ILF's Program Team is Growing!

ILF's Program Team is Growing!

ILF's new Regional Program Coordinator Tictac (top, third from left), at the Create Initiative 2018. Photography by Tace Stevens.

As we begin a New Year, we’re thrilled to be able to welcome two new members to our Program team, Seeba Tapim and Tictac (Dianne) Moore, who are joining us in the roles of Program Administrator and Regional Program Coordinator: Tiwi Islands, respectively. 

A Torres Strait Islander woman from Mer (Murray Island), Seeba grew up in Mackay, Queensland. She began her career as a teacher’s aide on Boigu Island (Torres Strait Islands), before completing a Bachelor of Education at Batchelor Institute in the Northern Territory.

“I started out as a teacher’s aide on Boigu Island, before taking on teaching roles in a lot of different communities across the Northern Territory and Queensland,” says Seeba. “I took the role with ILF because I love what the Foundation does for community. Being able to work with an organisation that helps preserve our languages for future generations is something incredibly special. I’m very excited for what’s to come.”

Our new Regional Program Coordinator Tictac is a Tiwi woman currently living in Milikapiti on Melville Island, Northern Territory. For the past 10 years she’s been an assistant teacher at Tiwi College working with the Senior Women’s Class.

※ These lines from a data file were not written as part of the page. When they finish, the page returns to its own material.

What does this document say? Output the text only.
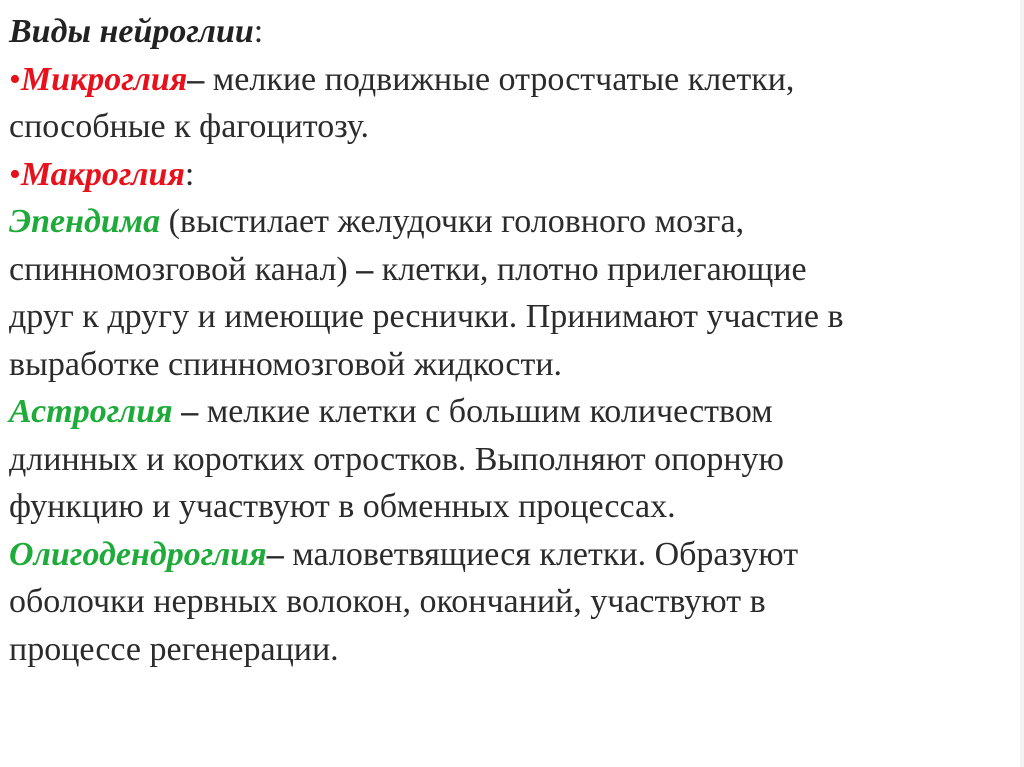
Виды нейроглии:
•Микроглия– мелкие подвижные отростчатые клетки,
способные к фагоцитозу.
•Макроглия:
Эпендима (выстилает желудочки головного мозга,
спинномозговой канал) – клетки, плотно прилегающие
друг к другу и имеющие реснички. Принимают участие в
выработке спинномозговой жидкости.
Астроглия – мелкие клетки с большим количеством
длинных и коротких отростков. Выполняют опорную
функцию и участвуют в обменных процессах.
Олигодендроглия– маловетвящиеся клетки. Образуют
оболочки нервных волокон, окончаний, участвуют в
процессе регенерации.
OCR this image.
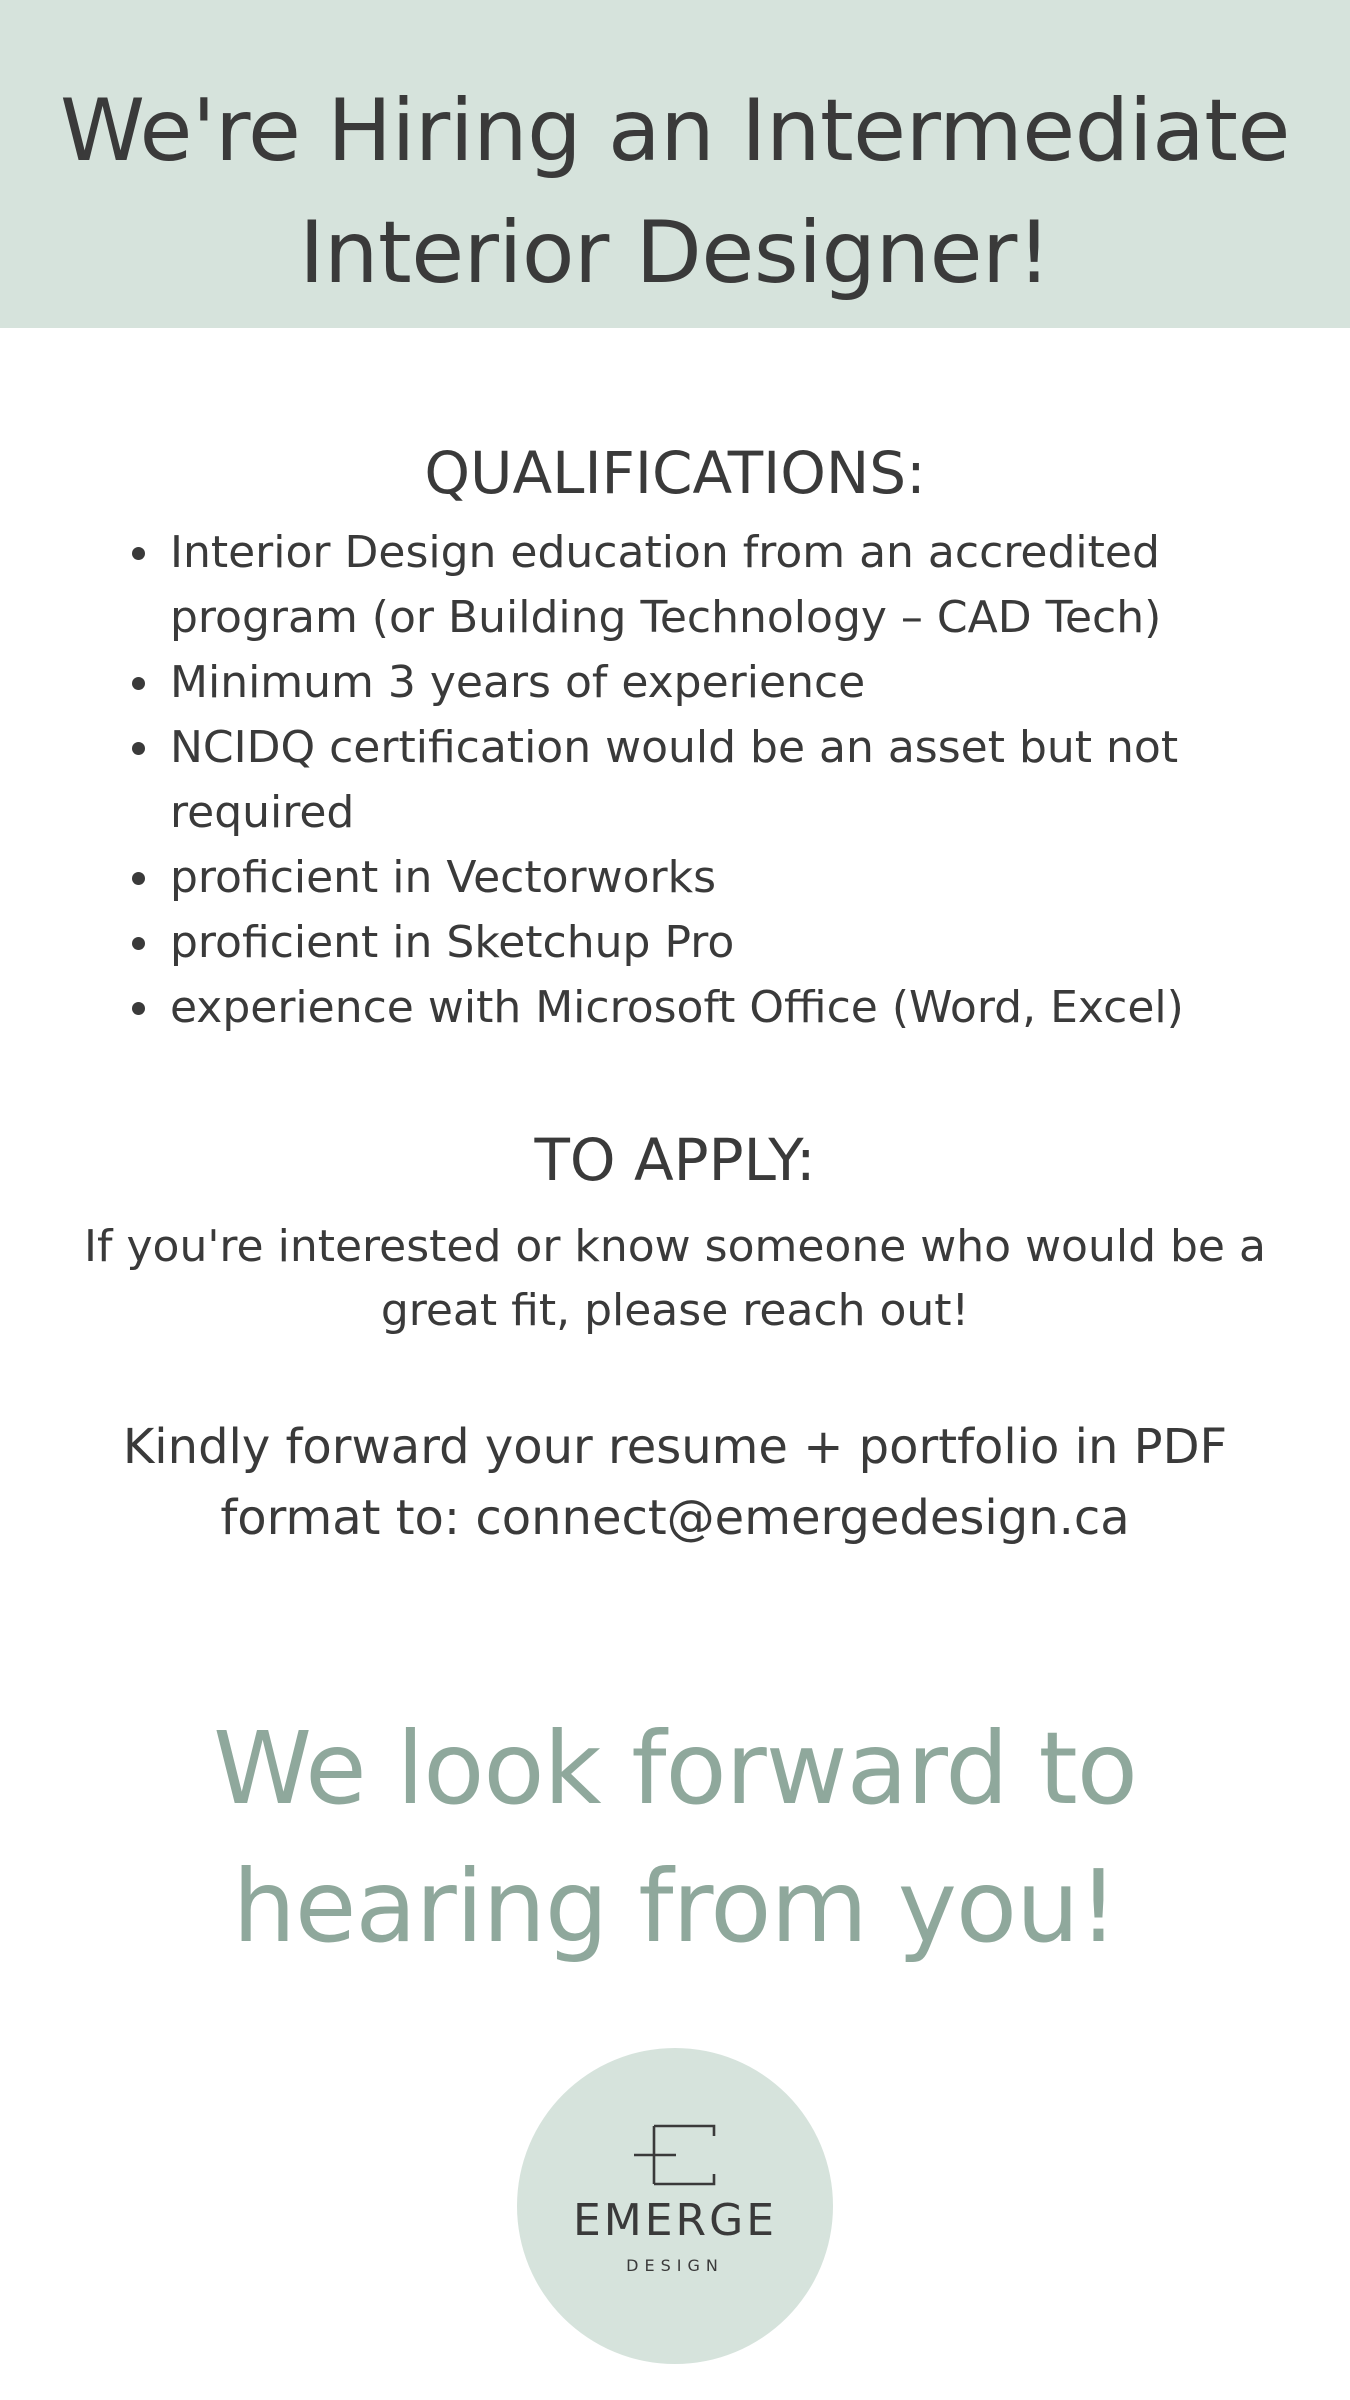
We're Hiring an Intermediate
Interior Designer!
QUALIFICATIONS:
Interior Design education from an accredited
program (or Building Technology – CAD Tech)
Minimum 3 years of experience
NCIDQ certification would be an asset but not
required
proficient in Vectorworks
proficient in Sketchup Pro
experience with Microsoft Office (Word, Excel)
TO APPLY:

If you're interested or know someone who would be a
great fit, please reach out!

Kindly forward your resume + portfolio in PDF
format to: connect@emergedesign.ca

We look forward to
hearing from you!

EMERGE
DESIGN
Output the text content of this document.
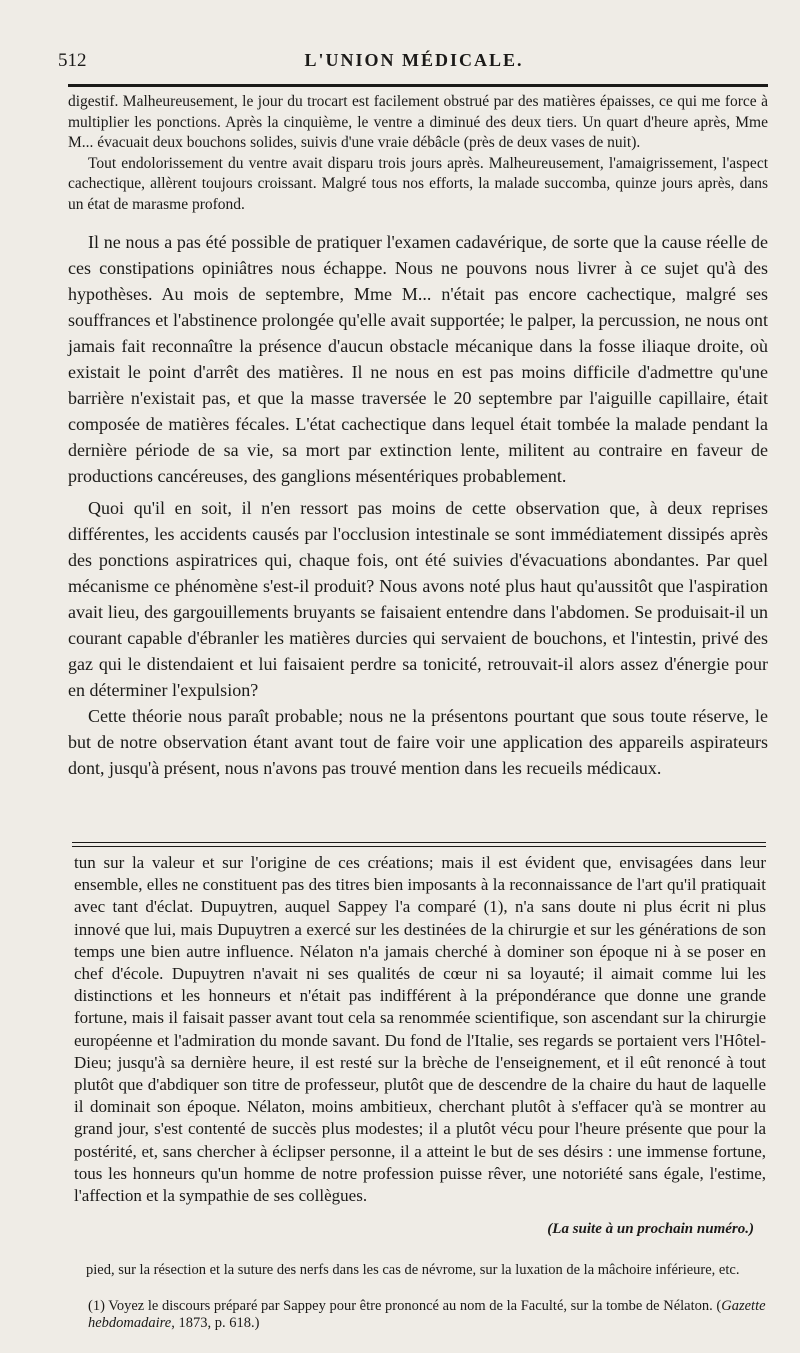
512	L'UNION MÉDICALE.

digestif. Malheureusement, le jour du trocart est facilement obstrué par des matières épaisses, ce qui me force à multiplier les ponctions. Après la cinquième, le ventre a diminué des deux tiers. Un quart d'heure après, Mme M... évacuait deux bouchons solides, suivis d'une vraie débâcle (près de deux vases de nuit).

Tout endolorissement du ventre avait disparu trois jours après. Malheureusement, l'amaigrissement, l'aspect cachectique, allèrent toujours croissant. Malgré tous nos efforts, la malade succomba, quinze jours après, dans un état de marasme profond.

Il ne nous a pas été possible de pratiquer l'examen cadavérique, de sorte que la cause réelle de ces constipations opiniâtres nous échappe. Nous ne pouvons nous livrer à ce sujet qu'à des hypothèses. Au mois de septembre, Mme M... n'était pas encore cachectique, malgré ses souffrances et l'abstinence prolongée qu'elle avait supportée; le palper, la percussion, ne nous ont jamais fait reconnaître la présence d'aucun obstacle mécanique dans la fosse iliaque droite, où existait le point d'arrêt des matières. Il ne nous en est pas moins difficile d'admettre qu'une barrière n'existait pas, et que la masse traversée le 20 septembre par l'aiguille capillaire, était composée de matières fécales. L'état cachectique dans lequel était tombée la malade pendant la dernière période de sa vie, sa mort par extinction lente, militent au contraire en faveur de productions cancéreuses, des ganglions mésentériques probablement.

Quoi qu'il en soit, il n'en ressort pas moins de cette observation que, à deux reprises différentes, les accidents causés par l'occlusion intestinale se sont immédiatement dissipés après des ponctions aspiratrices qui, chaque fois, ont été suivies d'évacuations abondantes. Par quel mécanisme ce phénomène s'est-il produit? Nous avons noté plus haut qu'aussitôt que l'aspiration avait lieu, des gargouillements bruyants se faisaient entendre dans l'abdomen. Se produisait-il un courant capable d'ébranler les matières durcies qui servaient de bouchons, et l'intestin, privé des gaz qui le distendaient et lui faisaient perdre sa tonicité, retrouvait-il alors assez d'énergie pour en déterminer l'expulsion?

Cette théorie nous paraît probable; nous ne la présentons pourtant que sous toute réserve, le but de notre observation étant avant tout de faire voir une application des appareils aspirateurs dont, jusqu'à présent, nous n'avons pas trouvé mention dans les recueils médicaux.

tun sur la valeur et sur l'origine de ces créations; mais il est évident que, envisagées dans leur ensemble, elles ne constituent pas des titres bien imposants à la reconnaissance de l'art qu'il pratiquait avec tant d'éclat. Dupuytren, auquel Sappey l'a comparé (1), n'a sans doute ni plus écrit ni plus innové que lui, mais Dupuytren a exercé sur les destinées de la chirurgie et sur les générations de son temps une bien autre influence. Nélaton n'a jamais cherché à dominer son époque ni à se poser en chef d'école. Dupuytren n'avait ni ses qualités de cœur ni sa loyauté; il aimait comme lui les distinctions et les honneurs et n'était pas indifférent à la prépondérance que donne une grande fortune, mais il faisait passer avant tout cela sa renommée scientifique, son ascendant sur la chirurgie européenne et l'admiration du monde savant. Du fond de l'Italie, ses regards se portaient vers l'Hôtel-Dieu; jusqu'à sa dernière heure, il est resté sur la brèche de l'enseignement, et il eût renoncé à tout plutôt que d'abdiquer son titre de professeur, plutôt que de descendre de la chaire du haut de laquelle il dominait son époque. Nélaton, moins ambitieux, cherchant plutôt à s'effacer qu'à se montrer au grand jour, s'est contenté de succès plus modestes; il a plutôt vécu pour l'heure présente que pour la postérité, et, sans chercher à éclipser personne, il a atteint le but de ses désirs : une immense fortune, tous les honneurs qu'un homme de notre profession puisse rêver, une notoriété sans égale, l'estime, l'affection et la sympathie de ses collègues.

(La suite à un prochain numéro.)
pied, sur la résection et la suture des nerfs dans les cas de névrome, sur la luxation de la mâchoire inférieure, etc.
(1) Voyez le discours préparé par Sappey pour être prononcé au nom de la Faculté, sur la tombe de Nélaton. (Gazette hebdomadaire, 1873, p. 618.)
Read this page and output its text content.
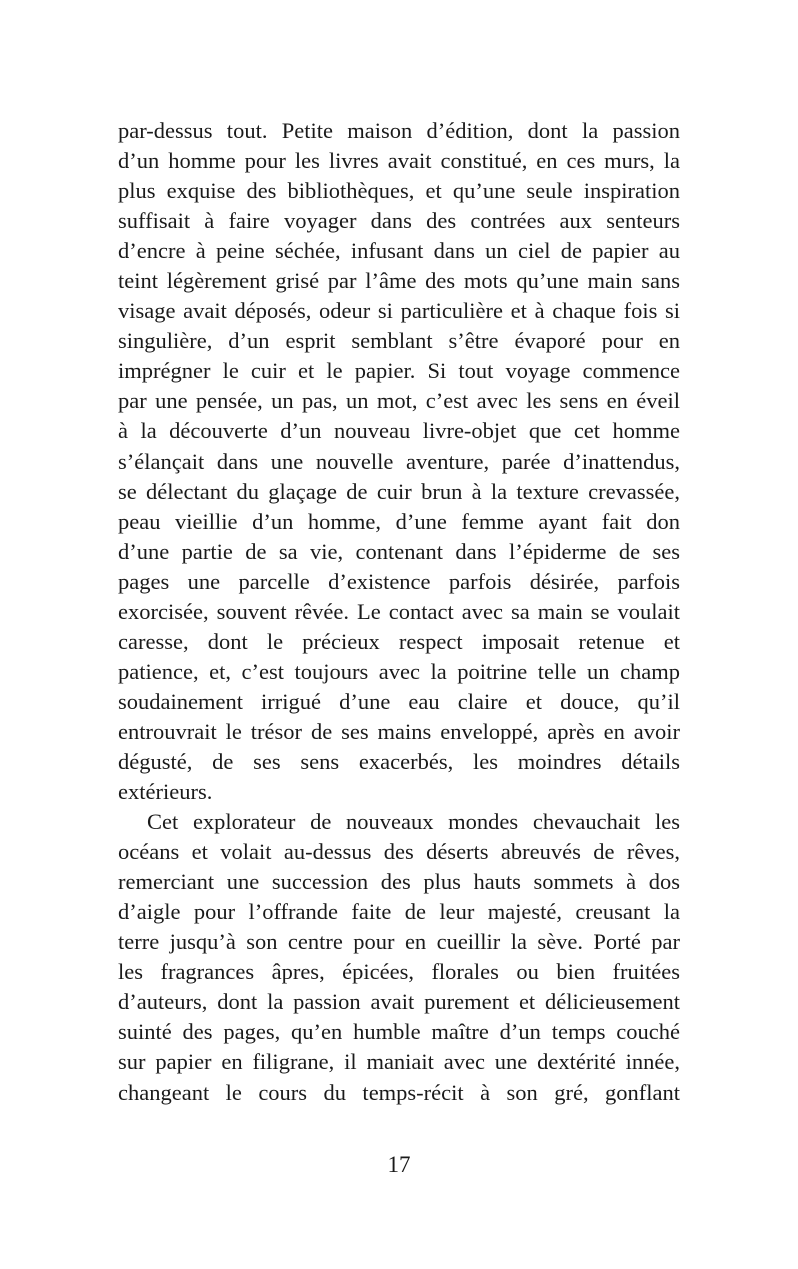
par-dessus tout. Petite maison d’édition, dont la passion
d’un homme pour les livres avait constitué, en ces murs, la
plus exquise des bibliothèques, et qu’une seule inspiration
suffisait à faire voyager dans des contrées aux senteurs
d’encre à peine séchée, infusant dans un ciel de papier au
teint légèrement grisé par l’âme des mots qu’une main sans
visage avait déposés, odeur si particulière et à chaque fois si
singulière, d’un esprit semblant s’être évaporé pour en
imprégner le cuir et le papier. Si tout voyage commence
par une pensée, un pas, un mot, c’est avec les sens en éveil
à la découverte d’un nouveau livre-objet que cet homme
s’élançait dans une nouvelle aventure, parée d’inattendus,
se délectant du glaçage de cuir brun à la texture crevassée,
peau vieillie d’un homme, d’une femme ayant fait don
d’une partie de sa vie, contenant dans l’épiderme de ses
pages une parcelle d’existence parfois désirée, parfois
exorcisée, souvent rêvée. Le contact avec sa main se voulait
caresse, dont le précieux respect imposait retenue et
patience, et, c’est toujours avec la poitrine telle un champ
soudainement irrigué d’une eau claire et douce, qu’il
entrouvrait le trésor de ses mains enveloppé, après en avoir
dégusté, de ses sens exacerbés, les moindres détails
extérieurs.
Cet explorateur de nouveaux mondes chevauchait les
océans et volait au-dessus des déserts abreuvés de rêves,
remerciant une succession des plus hauts sommets à dos
d’aigle pour l’offrande faite de leur majesté, creusant la
terre jusqu’à son centre pour en cueillir la sève. Porté par
les fragrances âpres, épicées, florales ou bien fruitées
d’auteurs, dont la passion avait purement et délicieusement
suinté des pages, qu’en humble maître d’un temps couché
sur papier en filigrane, il maniait avec une dextérité innée,
changeant le cours du temps-récit à son gré, gonflant
17
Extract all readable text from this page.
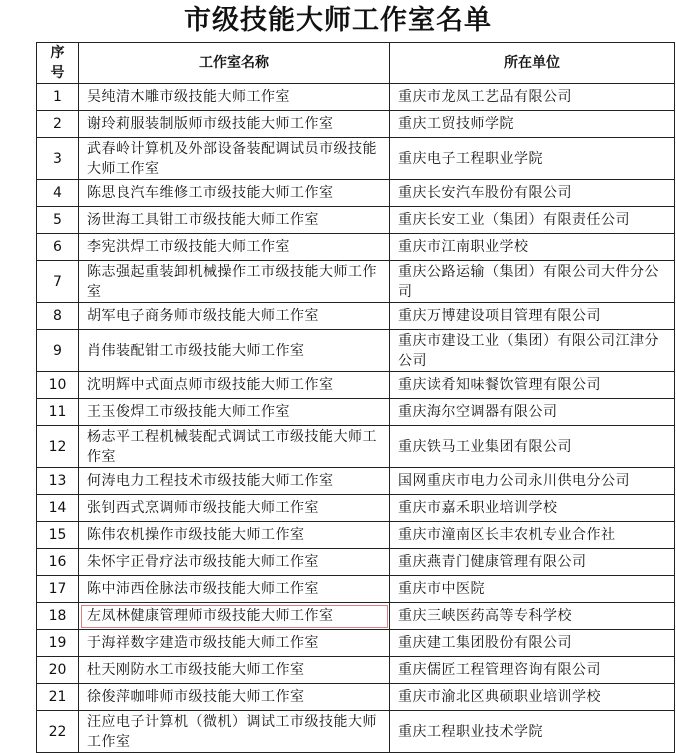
市级技能大师工作室名单
序号	工作室名称	所在单位
1	吴纯清木雕市级技能大师工作室	重庆市龙凤工艺品有限公司
2	谢玲莉服装制版师市级技能大师工作室	重庆工贸技师学院
3	武春岭计算机及外部设备装配调试员市级技能大师工作室	重庆电子工程职业学院
4	陈思良汽车维修工市级技能大师工作室	重庆长安汽车股份有限公司
5	汤世海工具钳工市级技能大师工作室	重庆长安工业（集团）有限责任公司
6	李宪洪焊工市级技能大师工作室	重庆市江南职业学校
7	陈志强起重装卸机械操作工市级技能大师工作室	重庆公路运输（集团）有限公司大件分公司
8	胡军电子商务师市级技能大师工作室	重庆万博建设项目管理有限公司
9	肖伟装配钳工市级技能大师工作室	重庆市建设工业（集团）有限公司江津分公司
10	沈明辉中式面点师市级技能大师工作室	重庆读肴知味餐饮管理有限公司
11	王玉俊焊工市级技能大师工作室	重庆海尔空调器有限公司
12	杨志平工程机械装配式调试工市级技能大师工作室	重庆铁马工业集团有限公司
13	何涛电力工程技术市级技能大师工作室	国网重庆市电力公司永川供电分公司
14	张钊西式烹调师市级技能大师工作室	重庆市嘉禾职业培训学校
15	陈伟农机操作市级技能大师工作室	重庆市潼南区长丰农机专业合作社
16	朱怀宇正骨疗法市级技能大师工作室	重庆燕青门健康管理有限公司
17	陈中沛西佺脉法市级技能大师工作室	重庆市中医院
18	左凤林健康管理师市级技能大师工作室	重庆三峡医药高等专科学校
19	于海祥数字建造市级技能大师工作室	重庆建工集团股份有限公司
20	杜天刚防水工市级技能大师工作室	重庆儒匠工程管理咨询有限公司
21	徐俊萍咖啡师市级技能大师工作室	重庆市渝北区典硕职业培训学校
22	汪应电子计算机（微机）调试工市级技能大师工作室	重庆工程职业技术学院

“My relationship with ILF started in 2013, when the Foundation made a trip to Tiwi,” Tictac tells us. “With their help our students wrote a book called Bangs 2 Jurrukuk, and ever since, we’ve been making books with the ILF. I’ve seen first hand the impact that ILF have on community kids, and every year I’m blown away to see kids coming out of their shells and gaining confidence in their stories.”
 



New Program Administrator Seeba (right), with Program Manager Linda (left). Photography by Corina Zanatta.

Both Seeba and Tictac bring a wealth of experience and knowledge to their roles, and are both passionate about helping to bring Indigenous languages into books for everyone to read and enjoy.

“We’re storytellers,” says Seeba. “We pass down our stories by word. But seeing our kids pick up books that are in their languages – it makes me proud. My daughter has ADHD, and she never picks up a book, but my cousin gave her one of ILF’s books in Kriol, and she loves it. She carries it everywhere, she tells all her friends about it, and she’s very proud of it – and so it’s something I’m very proud to be a part of.”
 

“Years ago on my first trip with ILF, at the launch of Bangs 2 Jurrukuk, our girls had to give a slideshow on who they are, where they come from, and read a snippet of the book,” says Tictac. “We had a bunch of girls, who in a group were very loud and chatty, but around other people were very shy and not confident. We had one particular girl who was very shy, even in the classroom - she wouldn’t read in front of her classmates. But on that Sydney trip, in a boardroom with a whole bunch of strangers, she got up and read this snippet from Bangs, and I sat there - almost crying. That was the thing that got me believing in ILF’s impact; to see this one girl get up in front of all these people and speak, when six months before she wouldn’t even read in front of her classmates. And that happens every single trip. To be able to pick up a book and look at it, in your language, it brings out something special in you.”

A big welcome to Seeba and Tictac! We’re excited to have you both on board, and are sure there are great things to come.